Ingredients for 6 big servings or 12 small ones
200 gr of dark chocolate 70%
500 ml of fresh milk
A pinch of fleur de sel
A pinch of grounded ginger
2 gr of agar-agar
200 gr of sugar ,200 ml of water and 8 tonka beans a for the syrup or a spoon of chopped fresh ginger
Cut the chocolate in small pieces, put all the other ingredients in a sauce pan and bring to boil , pay attention when milkc omes to boil you’ll have to stir for a minute . Then turn off the fire and pour the chocolate into the mixture .Wait 3/4 minutes and then you can mix it well till all the chocolate is dissolved . Pour in the silicon moulds ( or in cups )and then in the fridge to cool . For the syrup : bring to boil water,sugar and the tonka beans ( or the ginger )and let cook slowly till the syrup thickens and begin to make bubbles You can taste it for consistence , it should not be too liquid . Use the syrup to garnish the jelly .

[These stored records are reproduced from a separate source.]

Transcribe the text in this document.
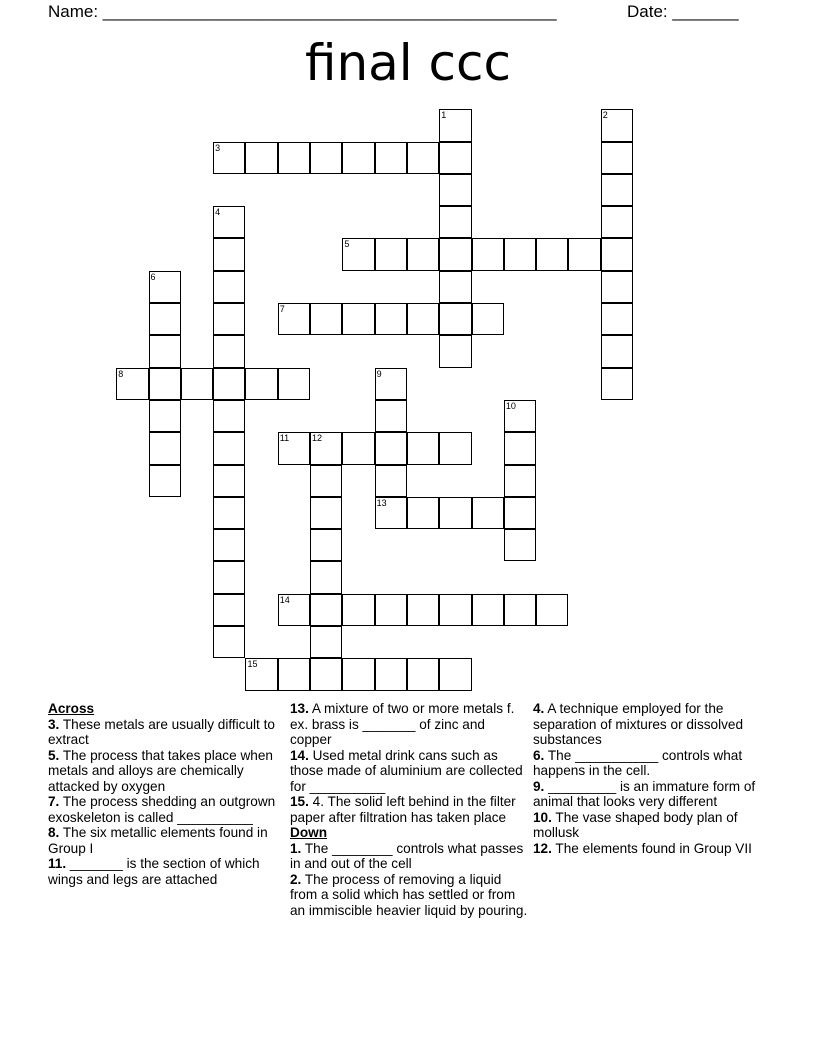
Name: ________________________________________________	Date: _______
final ccc
1	2
3
4
5
6
7
8	9
13
10
11	12
14
15
Across
3. These metals are usually difficult to extract
5. The process that takes place when metals and alloys are chemically attacked by oxygen
7. The process shedding an outgrown exoskeleton is called __________
8. The six metallic elements found in Group I
11. _______ is the section of which wings and legs are attached
13. A mixture of two or more metals f. ex. brass is _______ of zinc and copper
14. Used metal drink cans such as those made of aluminium are collected for __________
15. 4. The solid left behind in the filter paper after filtration has taken place
Down
1. The ________ controls what passes in and out of the cell
2. The process of removing a liquid from a solid which has settled or from an immiscible heavier liquid by pouring.
4. A technique employed for the separation of mixtures or dissolved substances
6. The ___________ controls what happens in the cell.
9. _________ is an immature form of animal that looks very different
10. The vase shaped body plan of mollusk
12. The elements found in Group VII
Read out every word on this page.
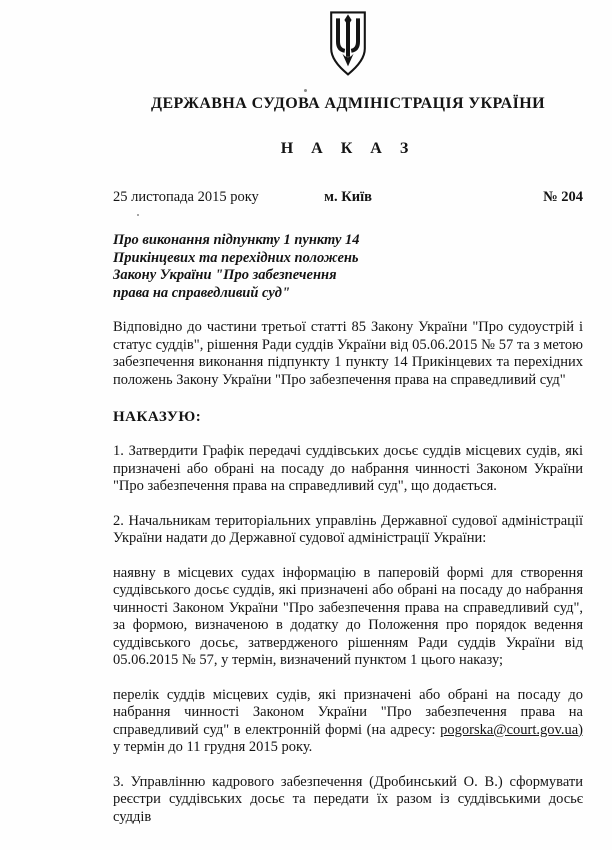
ДЕРЖАВНА СУДОВА АДМІНІСТРАЦІЯ УКРАЇНИ
Н А К А З
25 листопада 2015 року	м. Київ	№ 204
Про виконання підпункту 1 пункту 14
Прикінцевих та перехідних положень
Закону України "Про забезпечення
права на справедливий суд"
Відповідно до частини третьої статті 85 Закону України "Про судоустрій і статус суддів", рішення Ради суддів України від 05.06.2015 № 57 та з метою забезпечення виконання підпункту 1 пункту 14 Прикінцевих та перехідних положень Закону України "Про забезпечення права на справедливий суд"
НАКАЗУЮ:
1. Затвердити Графік передачі суддівських досьє суддів місцевих судів, які призначені або обрані на посаду до набрання чинності Законом України "Про забезпечення права на справедливий суд", що додається.
2. Начальникам територіальних управлінь Державної судової адміністрації України надати до Державної судової адміністрації України:
наявну в місцевих судах інформацію в паперовій формі для створення суддівського досьє суддів, які призначені або обрані на посаду до набрання чинності Законом України "Про забезпечення права на справедливий суд", за формою, визначеною в додатку до Положення про порядок ведення суддівського досьє, затвердженого рішенням Ради суддів України від 05.06.2015 № 57, у термін, визначений пунктом 1 цього наказу;
перелік суддів місцевих судів, які призначені або обрані на посаду до набрання чинності Законом України "Про забезпечення права на справедливий суд" в електронній формі (на адресу: pogorska@court.gov.ua) у термін до 11 грудня 2015 року.
3. Управлінню кадрового забезпечення (Дробинський О. В.) сформувати реєстри суддівських досьє та передати їх разом із суддівськими досьє суддів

If you’d like to make also the white chocolate jelly you can use the same recipe but instead than 2 gr of agar-agar you’ll use 2,2 gr (seems like nothing but it makes a difference) though if you want make both it’s better to divide the dose in two so 200 ml of milk ,50 ml of cream, 1 gr of agar-agar and 100 gr of dark chocolate . For the white one 1,1 gr of agar-agar.